Thursday, October 28, 2021

Chances look slim for graduates to get a job at Gov’t enclave

Two months, maybe three or four. That’s how long graduates in Botswana used to wait before they get a job at the government enclave. But that was some 21 years ago. Fast forward to 2021, university and college graduates now have a slim chance of finding employment opportunities in the public sector. The best they can get its internship placement for a period of 12 months.

The Government has for the past two or so decades struggled with creating a conducive environment for employment creation within its enclave and even at the private sector.

This past week Minister of Presidential affairs, Governance and Public Administration Kabo Morwaeng was at pain explaining how the Government through the Department of Public Service Management (DPSM) has been unable to recruit new personnel.

Morwaeng said due to an unavailability of funds, DPSM has been merging existing position and new positions without necessarily creating new ones.

According to Morwaeng, across the public service there exists a total 5 016 vacant positions and the length of the vacancies vary from one year to about four years.

“As much as the recruitment into vacant positions across the public service is continuing, ministries are actively managing existing vacancies to cater for emerging critical man power requirements. In other words, some vacant positions deemed surplus to requirement are used to create new positions according to the need. This is due to the fact that there is no additional budget for new position therefore ministries have to continuously rationalize existing positions for creation of new positions”, said Morwaeng in Parliament.

When quizzed on what changed in the civil service, as back in the day Batswana used to get employment upon graduation and whether Botswana has regressed in terms of employing the youth, Morwaeng explained that back then, things were different because very few people had skills similar to those who graduated and vacancies were abundant.

Morwaeng acknowledged the need to employ more youth but cautions that they must not place their options on Government alone.
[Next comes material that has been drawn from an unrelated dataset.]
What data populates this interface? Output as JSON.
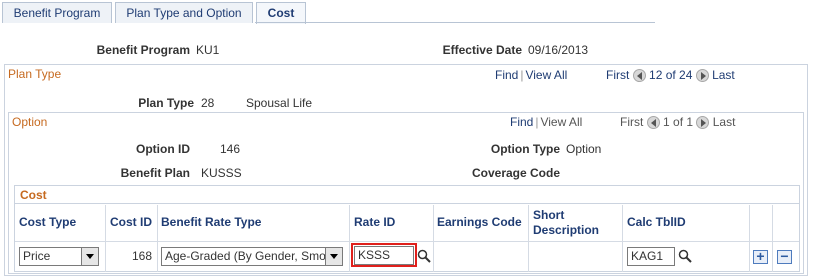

“They must also try their luck in the private sector”.

OVERWHELMED

The usual cash flush Botswana has been on the race to the bottom in the last four years as it continued to spend more than it was earning, and eventually using a large chunk of its savings to finance the budget shortfalls. Already, the budget deficits between 2017 and 2019 have added to P21.8 billion while projections for 2020/2021 financial year points to an all-time high deficit of P21 billion.

Part of efforts to reduce government expenditure to align it with the dwindling fortunes involves restructuring the public service, which accounts for the largest formal employment in a country that is battling with soaring unemployment.

The former minister of Finance and Economic Development – Dr Thapelo Matsheka said in February 2021 that a major challenge facing government is the unsustainable wage bill, which for many years has been a thorny issue between politicians and officials from the World Bank and the International Monetary Fund. In a defiant move, in 2019 the government increased salaries for some government workers.

“In order to address this challenge, Government needs to right-size the public service. Meanwhile, as an effort to reduce the wage bill, Government will abolish 50 percent of vacant positions, in value, as of 1st April, 2021. In this regard, the Directorate of Public Service Management (DPSM) will be expected to review the size of the public service and, during the 2020/21 Financial Year, recommend measures to rightsize it as part of over-arching public sector reforms,” Matsheka said earlier this year.

According to Morwaeng, in a month Government parts with over P2.3 billion from maintaining the public service.

Currently the number of people employed in the public service stands at 140 050 made up of of 125 203 in Central Government and 17843 in the Local authorities.